I still do Halo game nights a couple times a year though.
4/5 made so much accumulated story baggage though.
Infinite would have been better if 4/5 and whatever requisite novels didn’t exist.
I have always maintained that Infinite would have made SO much more sense if it’d followed on directly from 3.
Watched a recent video on magic and writing and it applies for scifi too. Every time you add to the lore you now have to remember and support it forever. 4 just added so much that they clearly didn’t think through like that. Bungie dishes out lore in small bits from 1-3, and it was so exciting when you got just the small tiny bit of backstory. 4 and 5 then just dumped in on your plate in healing portions.

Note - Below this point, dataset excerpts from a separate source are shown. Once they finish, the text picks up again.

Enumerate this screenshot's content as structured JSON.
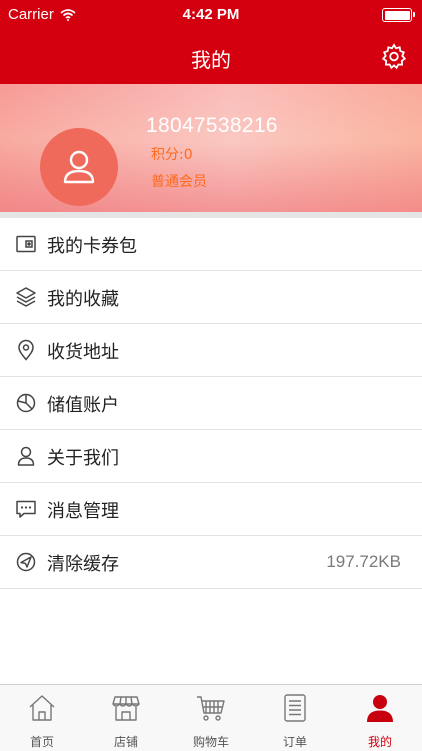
{
  "status_bar": {
    "carrier": "Carrier",
    "time": "4:42 PM"
  },
  "nav": {
    "title": "我的",
    "settings_icon": "gear-icon"
  },
  "profile": {
    "phone": "18047538216",
    "points": "积分:0",
    "level": "普通会员",
    "avatar_icon": "user-icon"
  },
  "menu": [
    {
      "label": "我的卡券包",
      "icon": "wallet-icon"
    },
    {
      "label": "我的收藏",
      "icon": "layers-icon"
    },
    {
      "label": "收货地址",
      "icon": "location-pin-icon"
    },
    {
      "label": "储值账户",
      "icon": "pie-chart-icon"
    },
    {
      "label": "关于我们",
      "icon": "user-outline-icon"
    },
    {
      "label": "消息管理",
      "icon": "chat-bubble-icon"
    },
    {
      "label": "清除缓存",
      "icon": "paper-plane-icon",
      "value": "197.72KB"
    }
  ],
  "tabs": [
    {
      "label": "首页",
      "icon": "home-icon"
    },
    {
      "label": "店铺",
      "icon": "store-icon"
    },
    {
      "label": "购物车",
      "icon": "cart-icon"
    },
    {
      "label": "订单",
      "icon": "order-list-icon"
    },
    {
      "label": "我的",
      "icon": "profile-icon",
      "active": true
    }
  ],
  "colors": {
    "brand": "#d4000f",
    "accent_orange": "#ff6a1f",
    "avatar_bg": "#f06a5c"
  }
}
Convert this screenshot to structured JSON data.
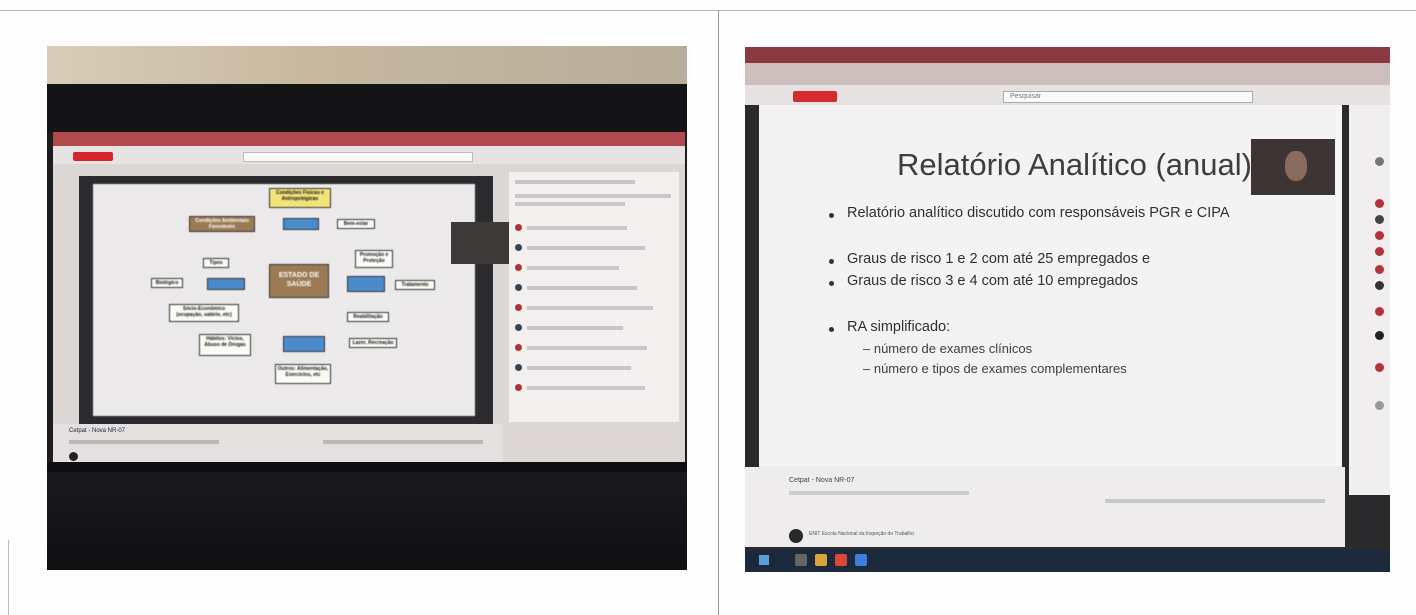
{
  "photo_left": {
    "diagram": {
      "center": "ESTADO DE SAÚDE",
      "nodes": [
        "Condições Físicas e Antropológicas",
        "Condições Ambientais Favoráveis",
        "Bem-estar",
        "Promoção e Proteção",
        "Tipos",
        "Biológico",
        "Tratamento",
        "Sócio-Econômico (ocupação, salário, etc)",
        "Reabilitação",
        "Hábitos: Vícios, Abuso de Drogas",
        "Lazer, Recreação",
        "Outros: Alimentação, Exercícios, etc"
      ]
    },
    "video_title": "Cetpat - Nova NR-07"
  },
  "photo_right": {
    "slide": {
      "title": "Relatório Analítico (anual)",
      "item1": "Relatório analítico discutido com responsáveis PGR e CIPA",
      "item2": "Graus de risco 1 e 2 com até 25 empregados e",
      "item3": "Graus de risco 3 e 4 com até 10 empregados",
      "item4": "RA simplificado:",
      "sub1": "– número de exames clínicos",
      "sub2": "– número e tipos de exames complementares"
    },
    "search_placeholder": "Pesquisar",
    "video_title": "Cetpat - Nova NR-07",
    "channel": "ENIT Escola Nacional da Inspeção do Trabalho"
  },
  "colors": {
    "youtube_red": "#d7262b",
    "slide_bg": "#f4f3f3",
    "diagram_blue": "#4b8bcb",
    "diagram_yellow": "#f1e27a"
  }
}
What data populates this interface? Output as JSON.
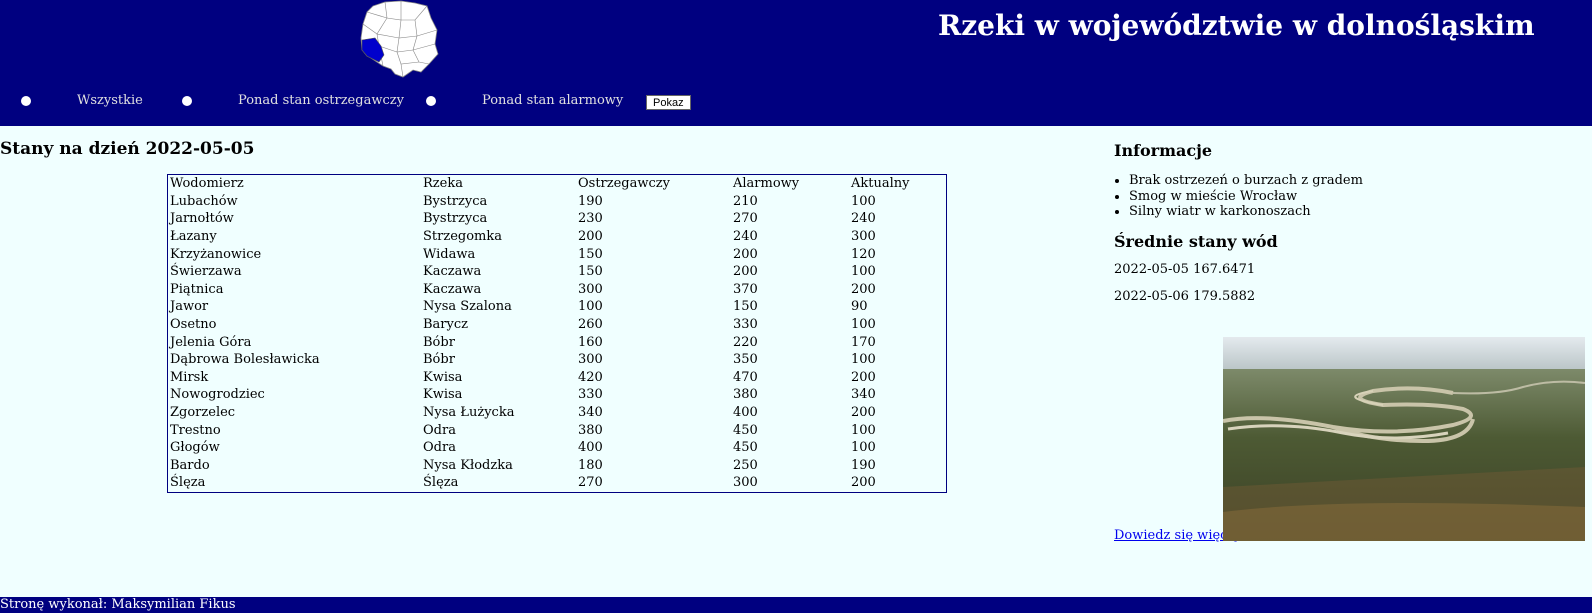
{
  "header": {
    "title": "Rzeki w województwie w dolnośląskim"
  },
  "filters": {
    "options": [
      {
        "label": "Wszystkie"
      },
      {
        "label": "Ponad stan ostrzegawczy"
      },
      {
        "label": "Ponad stan alarmowy"
      }
    ],
    "submit_label": "Pokaz"
  },
  "main": {
    "date_heading": "Stany na dzień 2022-05-05",
    "table": {
      "columns": [
        "Wodomierz",
        "Rzeka",
        "Ostrzegawczy",
        "Alarmowy",
        "Aktualny"
      ],
      "rows": [
        [
          "Lubachów",
          "Bystrzyca",
          "190",
          "210",
          "100"
        ],
        [
          "Jarnołtów",
          "Bystrzyca",
          "230",
          "270",
          "240"
        ],
        [
          "Łazany",
          "Strzegomka",
          "200",
          "240",
          "300"
        ],
        [
          "Krzyżanowice",
          "Widawa",
          "150",
          "200",
          "120"
        ],
        [
          "Świerzawa",
          "Kaczawa",
          "150",
          "200",
          "100"
        ],
        [
          "Piątnica",
          "Kaczawa",
          "300",
          "370",
          "200"
        ],
        [
          "Jawor",
          "Nysa Szalona",
          "100",
          "150",
          "90"
        ],
        [
          "Osetno",
          "Barycz",
          "260",
          "330",
          "100"
        ],
        [
          "Jelenia Góra",
          "Bóbr",
          "160",
          "220",
          "170"
        ],
        [
          "Dąbrowa Bolesławicka",
          "Bóbr",
          "300",
          "350",
          "100"
        ],
        [
          "Mirsk",
          "Kwisa",
          "420",
          "470",
          "200"
        ],
        [
          "Nowogrodziec",
          "Kwisa",
          "330",
          "380",
          "340"
        ],
        [
          "Zgorzelec",
          "Nysa Łużycka",
          "340",
          "400",
          "200"
        ],
        [
          "Trestno",
          "Odra",
          "380",
          "450",
          "100"
        ],
        [
          "Głogów",
          "Odra",
          "400",
          "450",
          "100"
        ],
        [
          "Bardo",
          "Nysa Kłodzka",
          "180",
          "250",
          "190"
        ],
        [
          "Ślęza",
          "Ślęza",
          "270",
          "300",
          "200"
        ]
      ]
    }
  },
  "sidebar": {
    "info_heading": "Informacje",
    "info_items": [
      "Brak ostrzezeń o burzach z gradem",
      "Smog w mieście Wrocław",
      "Silny wiatr w karkonoszach"
    ],
    "avg_heading": "Średnie stany wód",
    "averages": [
      "2022-05-05 167.6471",
      "2022-05-06 179.5882"
    ],
    "more_link": "Dowiedz się więcej"
  },
  "footer": {
    "text": "Stronę wykonał: Maksymilian Fikus"
  },
  "colors": {
    "banner": "#000080",
    "page_background": "#f0ffff",
    "map_highlight": "#0000cc"
  }
}
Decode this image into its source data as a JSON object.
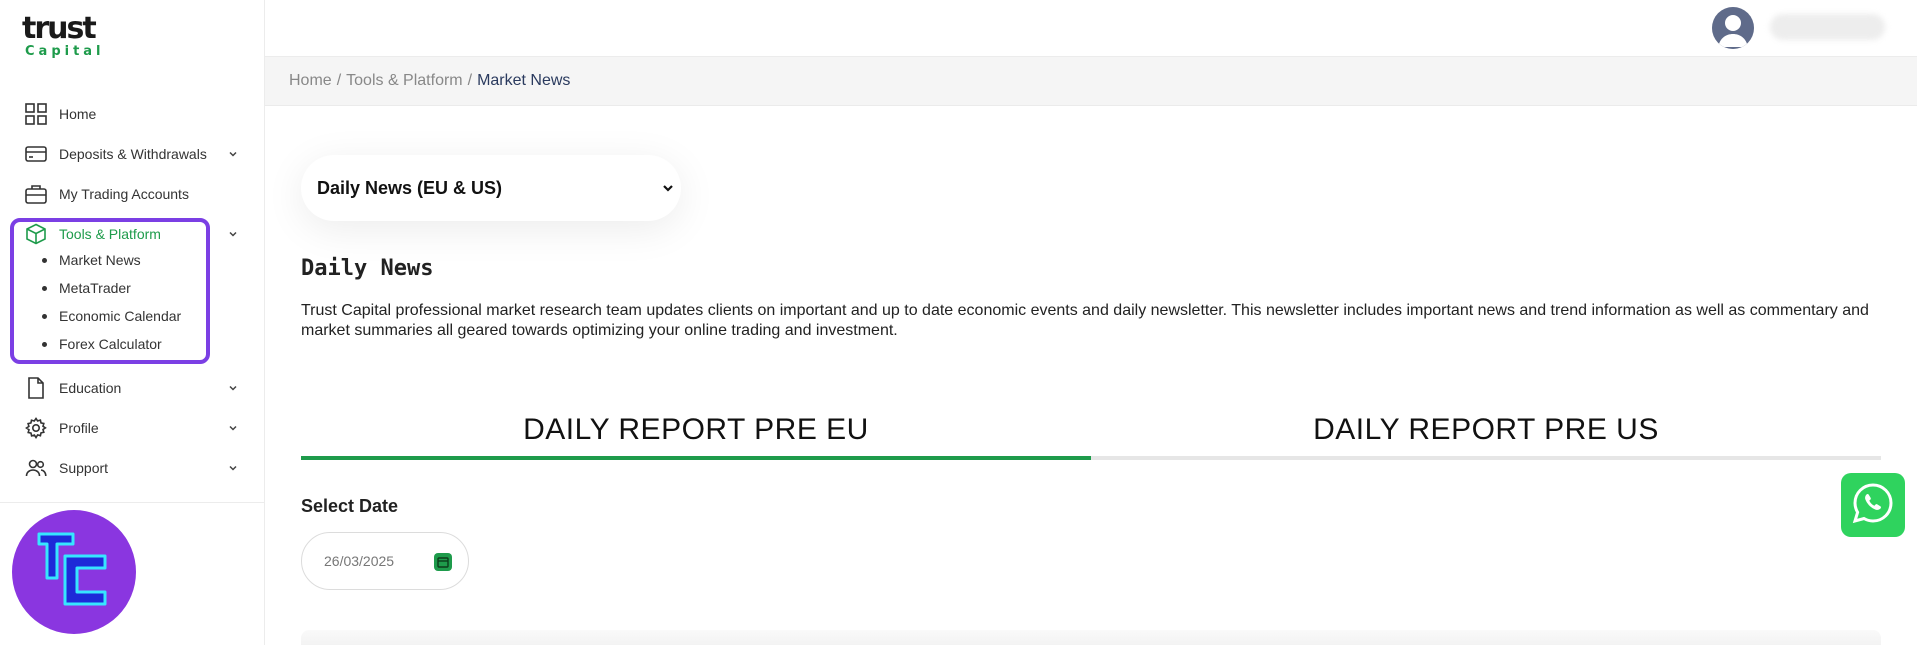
{
  "logo": {
    "top": "trust",
    "bottom": "Capital"
  },
  "sidebar": {
    "items": [
      {
        "label": "Home",
        "icon": "grid-icon"
      },
      {
        "label": "Deposits & Withdrawals",
        "icon": "credit-card-icon",
        "has_chevron": true
      },
      {
        "label": "My Trading Accounts",
        "icon": "briefcase-icon"
      },
      {
        "label": "Tools & Platform",
        "icon": "cube-icon",
        "has_chevron": true,
        "active": true
      },
      {
        "label": "Education",
        "icon": "document-icon",
        "has_chevron": true
      },
      {
        "label": "Profile",
        "icon": "gear-icon",
        "has_chevron": true
      },
      {
        "label": "Support",
        "icon": "users-icon",
        "has_chevron": true
      }
    ],
    "sub_items": [
      "Market News",
      "MetaTrader",
      "Economic Calendar",
      "Forex Calculator"
    ]
  },
  "breadcrumb": {
    "home": "Home",
    "section": "Tools & Platform",
    "current": "Market News",
    "separator": "/"
  },
  "main": {
    "dropdown_selected": "Daily News (EU & US)",
    "title": "Daily News",
    "description": "Trust Capital professional market research team updates clients on important and up to date economic events and daily newsletter. This newsletter includes important news and trend information as well as commentary and market summaries all geared towards optimizing your online trading and investment.",
    "tabs": [
      {
        "label": "DAILY REPORT PRE EU",
        "active": true
      },
      {
        "label": "DAILY REPORT PRE US",
        "active": false
      }
    ],
    "select_date_label": "Select Date",
    "date_value": "26/03/2025"
  },
  "colors": {
    "accent": "#1e9b4b",
    "highlight": "#7b3fe4",
    "whatsapp": "#2fd35e",
    "badge": "#8a36e0"
  }
}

Yes exactly! Same with the characters.
Librarian, Didact, people they didn’t even take the time to introduce well and we were supposed to just jump on board with it. Buck was literally the only saving grace for Halo 5 in my opinion - and they introduced him in ODST
ODST was lovely. Halo needs “side stories” like that.
343 could have done something really interesting if they had started with that idea vs just trying to go right for a mainline Chief story
How much baggage do you have to address? Evil Cortana, Guardians, and Prometheans. The rest can be managed around.
If Infinite didn’t have to wrap up the previous games, it wouldn’t have that stink on it. But then it would have had even less substance. And the shitty open world wouldn’t have been any better.
It would have been better if they just used Cortana and the Guardians to wrap up the Promethean saga. But then they’d still have to write a decent story, which apparently they are incapable of.
It’s more that they wrote themselves into a corner with Cortana’s state/loss, all the forerunner lore being out in the open now, the weird Guardians stuff…
Infinite could have been a much more subtle expansion on the forerunners, keeping them enigmatic like the trilogy, and kept Cortana. That’s much more straightforward and “Halo”
The open world stuff wasn’t awful. I loved the marine encounters. But yeah, it felt half baked.